Investors are ignoring geopolitical tensions to pile into Taiwan stocks, with foreign inflows reaching their highest level in years as a result of soaring artificial intelligence and chipmaking stocks. The wave of enthusiasm, which has also helped the tech-heavy Nasdaq to its best first half in 40 years, is raging as top firms all along the computer hardware and software supply chains dominate the market like no other.
Net foreign buying of $12 billion in the six months to June is the highest since the first half of 2008, and Taiwan's benchmark index performance is the best in Asia, up 20% in US dollar terms this year.
The gleaming rally has been unaffected by Taiwan's slowing economy, repeated displays of force by the Chinese military, or the war in Ukraine, which highlights what is at stake in the Taiwan Strait.
Rather, investors say it's stronger because the stalemate deters Chinese action and risks can be managed by keeping positions liquid with an eye on a possible quick exit. Market observers believe the AI rally will continue.

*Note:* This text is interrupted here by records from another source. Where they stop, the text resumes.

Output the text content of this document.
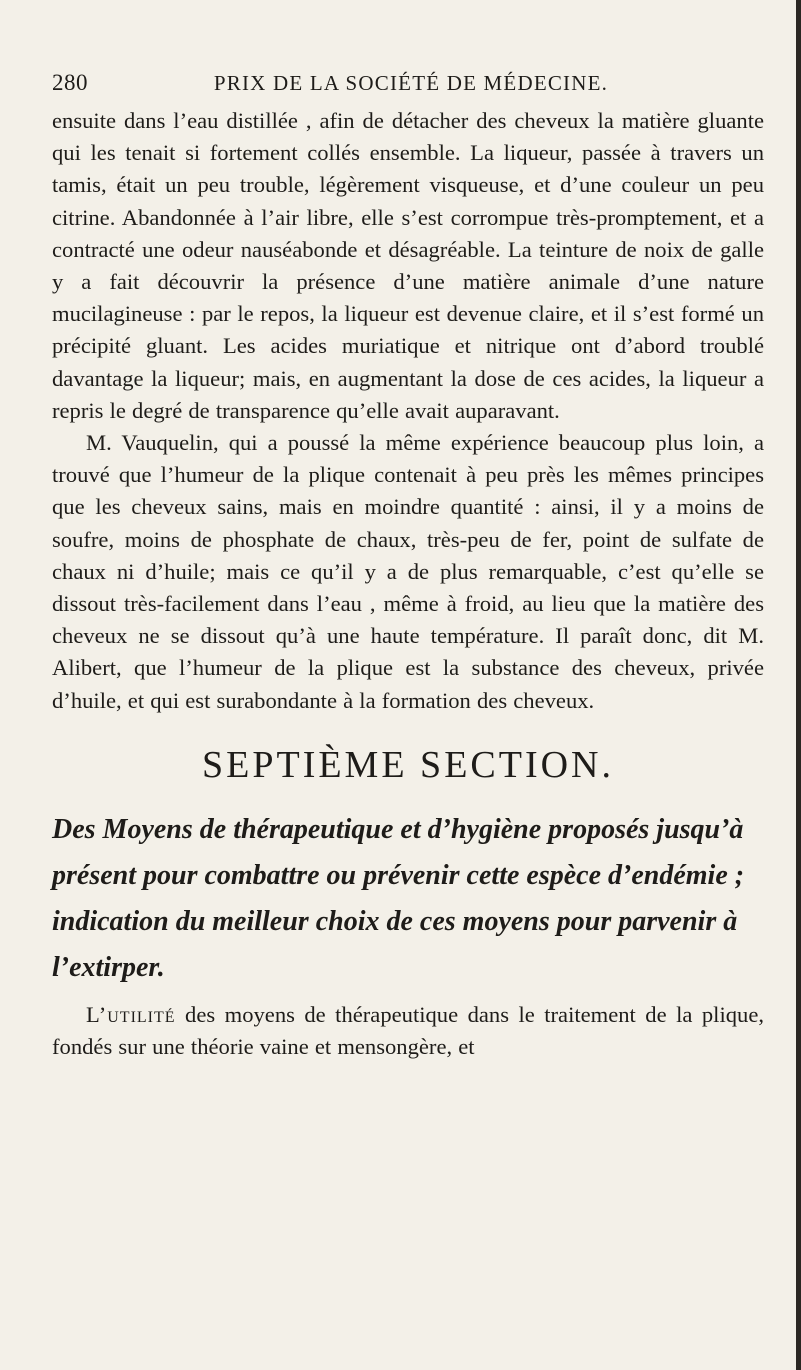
280	PRIX DE LA SOCIÉTÉ DE MÉDECINE.

ensuite dans l’eau distillée , afin de détacher des cheveux la matière gluante qui les tenait si fortement collés ensemble. La liqueur, passée à travers un tamis, était un peu trouble, légèrement visqueuse, et d’une couleur un peu citrine. Abandonnée à l’air libre, elle s’est corrompue très-promptement, et a contracté une odeur nauséabonde et désagréable. La teinture de noix de galle y a fait découvrir la présence d’une matière animale d’une nature mucilagineuse : par le repos, la liqueur est devenue claire, et il s’est formé un précipité gluant. Les acides muriatique et nitrique ont d’abord troublé davantage la liqueur; mais, en augmentant la dose de ces acides, la liqueur a repris le degré de transparence qu’elle avait auparavant.

M. Vauquelin, qui a poussé la même expérience beaucoup plus loin, a trouvé que l’humeur de la plique contenait à peu près les mêmes principes que les cheveux sains, mais en moindre quantité : ainsi, il y a moins de soufre, moins de phosphate de chaux, très-peu de fer, point de sulfate de chaux ni d’huile; mais ce qu’il y a de plus remarquable, c’est qu’elle se dissout très-facilement dans l’eau , même à froid, au lieu que la matière des cheveux ne se dissout qu’à une haute température. Il paraît donc, dit M. Alibert, que l’humeur de la plique est la substance des cheveux, privée d’huile, et qui est surabondante à la formation des cheveux.

SEPTIÈME SECTION.

Des Moyens de thérapeutique et d’hygiène proposés jusqu’à présent pour combattre ou prévenir cette espèce d’endémie ; indication du meilleur choix de ces moyens pour parvenir à l’extirper.

L’utilité des moyens de thérapeutique dans le traitement de la plique, fondés sur une théorie vaine et mensongère, et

"What we are seeing now is a tactical trade, which tends to be based on a shorter-term investment horizon before the tech sector's valuation peak," explained Carlos Casanova, Asia senior economist at Union Bancaire Privee.
"A potential escalation of events in the Taiwan Strait down the line is less relevant for these investors," he said. China claims democratically governed Taiwan as its own territory, a view strongly contested by the government in Taipei.